The PREDICT trial results have shown that continuous positive airway pressure can reduce sleepiness in older people with obstructive sleep apnoea syndrome. This treatment is also likely to be cost-effective, so researchers are recommending that it should be offered routinely to older patients with moderate to severe obstructive sleep apnoea syndrome.

Obstructive sleep apnoea (OSA) syndrome is a condition where the airways close up for short periods during sleep, interrupting normal breathing and waking the sleeper. This causes profound daytime sleepiness. OSA is usually accompanied by loud snoring. Sleep apnoea can be very damaging to patients’ quality of life and increase their risk of road accidents, heart disease and other conditions.

For people with moderate or severe OSA, doctors usually recommend using a continuous positive airway pressure (CPAP) device while sleeping.

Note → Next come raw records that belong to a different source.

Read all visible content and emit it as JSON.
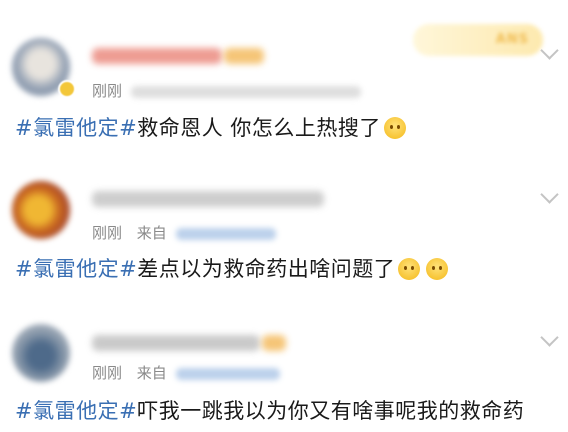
{
  "posts": [
    {
      "time": "刚刚",
      "source_prefix": "",
      "hashtag": "#氯雷他定#",
      "text": "救命恩人 你怎么上热搜了",
      "emoji": "hug-emoji"
    },
    {
      "time": "刚刚",
      "source_prefix": "来自",
      "hashtag": "#氯雷他定#",
      "text": "差点以为救命药出啥问题了",
      "emoji": "smile-emoji"
    },
    {
      "time": "刚刚",
      "source_prefix": "来自",
      "hashtag": "#氯雷他定#",
      "text": "吓我一跳我以为你又有啥事呢我的救命药",
      "emoji": ""
    }
  ],
  "fan_badge": "ANS",
  "colors": {
    "hashtag": "#3a6fb3",
    "meta": "#8a8a8a",
    "text": "#1a1a1a"
  }
}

This consists of a small pump that delivers pressurised air into the nose through a mask, stopping the throat from closing.

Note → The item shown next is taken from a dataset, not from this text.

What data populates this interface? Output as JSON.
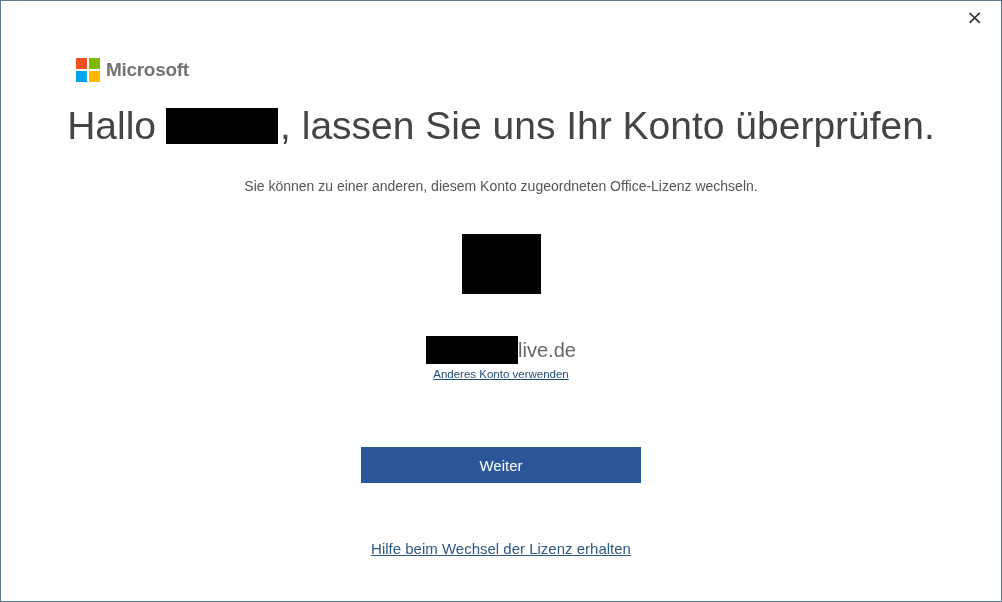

Previous studies have shown that CPAP does help middle-aged people with OSA, but until now there has been no research on whether the treatment is useful and cost-effective for older patients. The new research found that CPAP reduces daytime sleepiness in this patient population and reduces healthcare costs for the NHS.

The study, published today in The Lancet Respiratory Medicine, involved 278 patients aged 65 or over at 14 NHS centres in the UK. Patients were randomly allocated to receive either CPAP plus advice on how to minimise daytime sleepiness, or just advice. Those who received CPAP were less sleepy after 3 and 12 months than those who received only the advice. The difference was greater in those with more severe OSA at the start of the trial.

Around 20 per cent of the adult population experiences breathing problems during sleep. In four to five per cent of middle-aged people, these problems lead to sleepiness in the daytime, classified as obstructive sleep apnoea syndrome. The condition is thought to be more common in older people, but the true prevalence is unknown, in part because patients may attribute their sleepiness to old age, or older people can compensate by napping. The disease is becoming more common because obesity is a major risk factor. Many older people could benefit from this treatment.

The PREDICT study was led by researchers at Imperial College London and the Royal Infirmary of Edinburgh in collaboration with the Medical Research Council Clinical Trials Unit at UCL, and the Universities of Oxford and York. It was funded by the National Institute for Health Research Health Technology Assessment (NIHR HTA) Programme.